Hay gente que donde ve un pedazo de tierra ve un negocio. Hay otra que ve el mismo suelo pero tiene una idea. La vida, después de todo, no es otra cosa que la suma de nuestras perspectivas frente a la realidad. Así nació La Alborada, el primer proyecto enfocado en una clase media creciente, que no se encontraba ya ni en el sur, ni en el centro de Guayaquil. “Generó un espacio que sigue siendo muy activo, y se dio considerando muchos otros elementos que otros proyectos precedentes no consideraron: espacios verdes más integrados a las viviendas, vínculos peatonales entre los espacios” —dice John Dunn. Era el nacimiento de un barrio que luego se convertiría en una ciudad con identidad propia. Desde entonces, la vocación por las soluciones urbanas integrales ha marcado a los promotores inmobiliarios que la desarrollaron. Trasladaron esa vocación a Ciudad Celeste, Villa Club, La Joya y Villa del Rey.

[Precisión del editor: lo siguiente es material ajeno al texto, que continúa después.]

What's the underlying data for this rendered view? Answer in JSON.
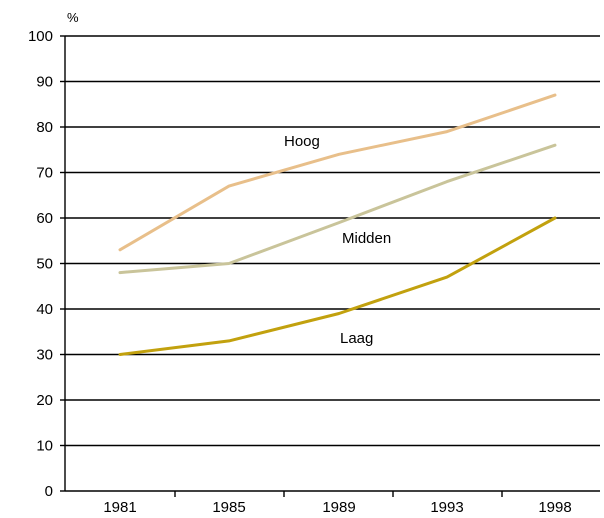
{
  "chart_data": {
    "type": "line",
    "title": "",
    "xlabel": "",
    "ylabel": "%",
    "categories": [
      "1981",
      "1985",
      "1989",
      "1993",
      "1998"
    ],
    "ylim": [
      0,
      100
    ],
    "yticks": [
      0,
      10,
      20,
      30,
      40,
      50,
      60,
      70,
      80,
      90,
      100
    ],
    "grid": true,
    "series": [
      {
        "name": "Hoog",
        "color": "#e8bf8a",
        "values": [
          53,
          67,
          74,
          79,
          87
        ]
      },
      {
        "name": "Midden",
        "color": "#c9c49a",
        "values": [
          48,
          50,
          59,
          68,
          76
        ]
      },
      {
        "name": "Laag",
        "color": "#c2a10e",
        "values": [
          30,
          33,
          39,
          47,
          60
        ]
      }
    ]
  }
}
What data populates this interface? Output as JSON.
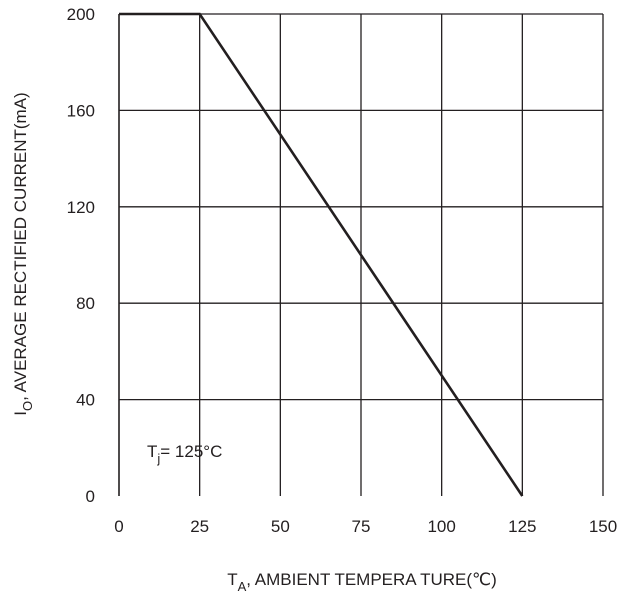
{
  "chart_data": {
    "type": "line",
    "xlabel": {
      "main": "T",
      "sub": "A",
      "rest": ", AMBIENT  TEMPERA TURE(℃)"
    },
    "ylabel": {
      "main": "I",
      "sub": "O",
      "rest": ", AVERAGE  RECTIFIED  CURRENT(mA)"
    },
    "xlim": [
      0,
      150
    ],
    "ylim": [
      0,
      200
    ],
    "x_ticks": [
      0,
      25,
      50,
      75,
      100,
      125,
      150
    ],
    "y_ticks": [
      0,
      40,
      80,
      120,
      160,
      200
    ],
    "grid": true,
    "series": [
      {
        "x": [
          0,
          25,
          125
        ],
        "y": [
          200,
          200,
          0
        ]
      }
    ],
    "annotation": {
      "main": "T",
      "sub": "j",
      "rest": "= 125°C"
    },
    "colors": {
      "line": "#231f20",
      "grid": "#231f20",
      "text": "#231f20"
    }
  }
}
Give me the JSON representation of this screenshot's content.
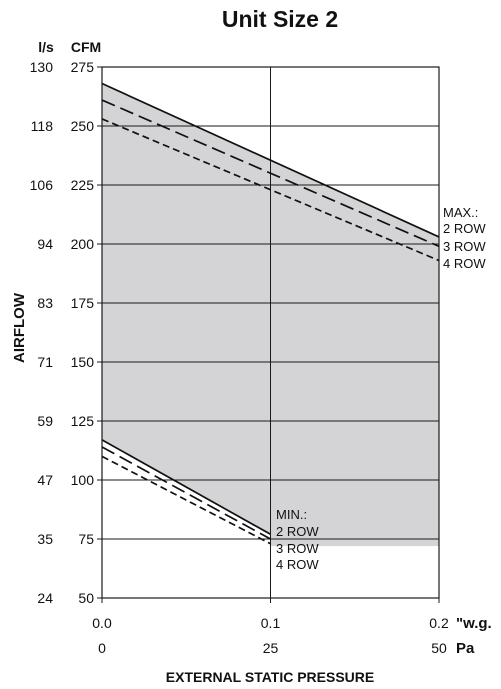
{
  "chart_data": {
    "type": "line",
    "title": "Unit Size 2",
    "xlabel": "EXTERNAL STATIC PRESSURE",
    "ylabel": "AIRFLOW",
    "x_axis": {
      "primary_unit": "\"w.g.",
      "secondary_unit": "Pa",
      "xlim": [
        0,
        0.2
      ],
      "ticks": [
        0,
        0.1,
        0.2
      ],
      "tick_labels": [
        "0.0",
        "0.1",
        "0.2"
      ],
      "secondary_tick_labels": [
        "0",
        "25",
        "50"
      ]
    },
    "y_axis": {
      "left_unit": "l/s",
      "right_unit": "CFM",
      "ylim": [
        50,
        275
      ],
      "ticks": [
        50,
        75,
        100,
        125,
        150,
        175,
        200,
        225,
        250,
        275
      ],
      "cfm_labels": [
        "50",
        "75",
        "100",
        "125",
        "150",
        "175",
        "200",
        "225",
        "250",
        "275"
      ],
      "ls_labels": [
        "24",
        "35",
        "47",
        "59",
        "71",
        "83",
        "94",
        "106",
        "118",
        "130"
      ]
    },
    "grid": true,
    "shaded_region": {
      "upper": [
        [
          0,
          268
        ],
        [
          0.2,
          203
        ]
      ],
      "lower": [
        [
          0,
          117
        ],
        [
          0.1,
          77
        ],
        [
          0.1,
          72
        ],
        [
          0.2,
          72
        ]
      ]
    },
    "series": [
      {
        "name": "2 ROW",
        "group": "max",
        "style": "solid",
        "x": [
          0,
          0.2
        ],
        "y": [
          268,
          203
        ]
      },
      {
        "name": "3 ROW",
        "group": "max",
        "style": "longdash",
        "x": [
          0,
          0.2
        ],
        "y": [
          261,
          199
        ]
      },
      {
        "name": "4 ROW",
        "group": "max",
        "style": "shortdash",
        "x": [
          0,
          0.2
        ],
        "y": [
          253,
          193
        ]
      },
      {
        "name": "2 ROW",
        "group": "min",
        "style": "solid",
        "x": [
          0,
          0.1
        ],
        "y": [
          117,
          77
        ]
      },
      {
        "name": "3 ROW",
        "group": "min",
        "style": "longdash",
        "x": [
          0,
          0.1
        ],
        "y": [
          114,
          75
        ]
      },
      {
        "name": "4 ROW",
        "group": "min",
        "style": "shortdash",
        "x": [
          0,
          0.1
        ],
        "y": [
          110,
          73
        ]
      }
    ],
    "annotations": {
      "max": {
        "heading": "MAX.:",
        "rows": [
          "2 ROW",
          "3 ROW",
          "4 ROW"
        ]
      },
      "min": {
        "heading": "MIN.:",
        "rows": [
          "2 ROW",
          "3 ROW",
          "4 ROW"
        ]
      }
    }
  }
}
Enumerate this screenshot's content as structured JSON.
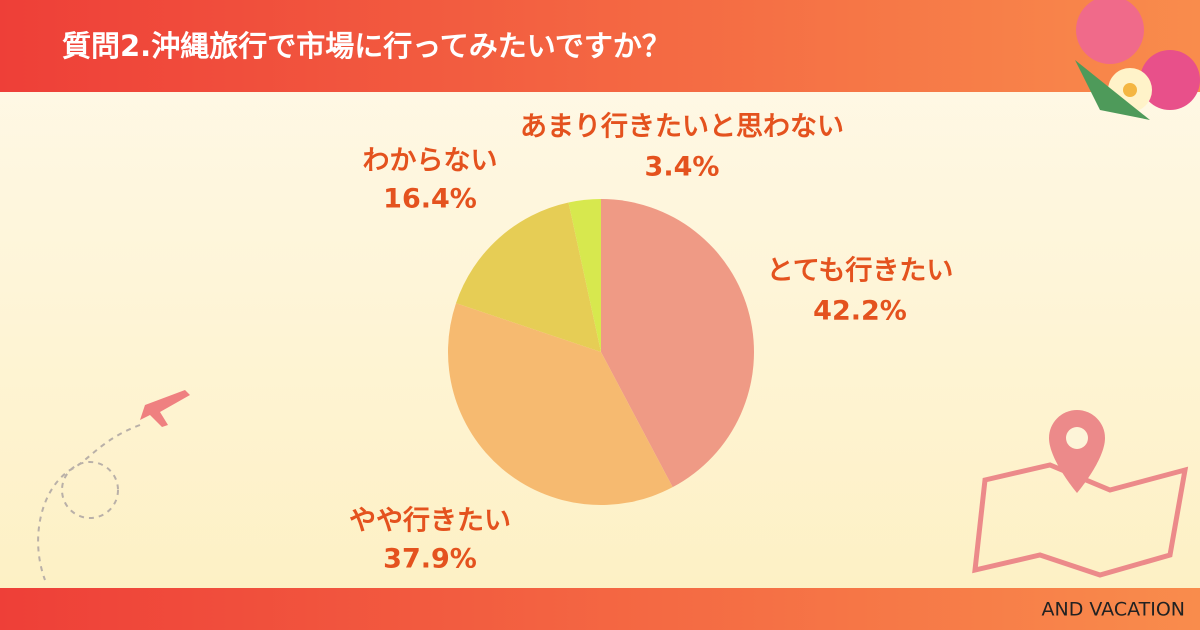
{
  "header": {
    "title": "質問2.沖縄旅行で市場に行ってみたいですか？"
  },
  "chart_data": {
    "type": "pie",
    "categories": [
      "とても行きたい",
      "やや行きたい",
      "わからない",
      "あまり行きたいと思わない"
    ],
    "values": [
      42.2,
      37.9,
      16.4,
      3.4
    ],
    "value_labels": [
      "42.2%",
      "37.9%",
      "16.4%",
      "3.4%"
    ],
    "colors": [
      "#ef9a85",
      "#f6ba70",
      "#e6cd55",
      "#d7e84e"
    ]
  },
  "footer": {
    "brand": "AND VACATION"
  }
}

Quince años después de retomar esa filosofía en Samborondón y Daule, los números que su trabajo arroja son impresionantes. Han urbanizado casi mil quinientas hectáreas —más de la mitad del área total de la ciudad de Machala, la quinta más poblada del Ecuador. Las cuatro ciudades para vivir de la vía a Samborondón y la vía Daule-La Aurora suman más de sesenta y cinco mil habitantes que residen en dieciséis mil casas. Es una comunidad más grande que varios cantones de la provincia del Guayas —Balzar, Salitre, Playas. Sus promotores inmobiliarios cuidan y mantienen un vivero donde hay más de doce mil árboles —sesenta y cuatro veces más de lo que hay en el Parque Samanes. En Ciudad Celeste, Villa Club, La Joya y Villa del Rey se han sembrado más de treinta y un mil árboles, unas quince veces los que hay en el parque Bicentenario de Quito. En las reservas forestales que existen en La Joya y Villa del Rey cabría siete veces la ciudad deportiva Carlos Pérez Perasso. De cada diez áreas verdesconstruidas en Daule cinco son obra de Villa del Rey, La Joya y Villa Club. Sus residentes pagan, cada año, impuestos prediales por casi un millón y medio de dólares: es el cincuenta y cinco por ciento de lo que todo el Municipio de Daule recauda por ese tributo. Los tres proyectos urbanísticos que están en Daule generan novecientos mil dólares en pagos de trámites y tasas municipales anualmente. Ciudad Celeste, Villa Club, La Joya y Villa del Rey son motores económicos: con ellos prosperan —a la par, al mismo ritmo, simbióticamente— Daule y Samborondón. Según The Economist, hace tan poco como doscientos años solo el 3% del mundo vivía en una ciudad. Hoy —lo dijimos— más del cincuenta por ciento: el surgimiento de polos urbanos bien pensados, compactos y vivos tiene una influencia directa en la bonanza pública y privada de sus cantones. No hay otra manera de verlo.
Digamos con aún más precisión: el futuro es de las Ciudades Para Vivir porque generan prosperidad pública y privada.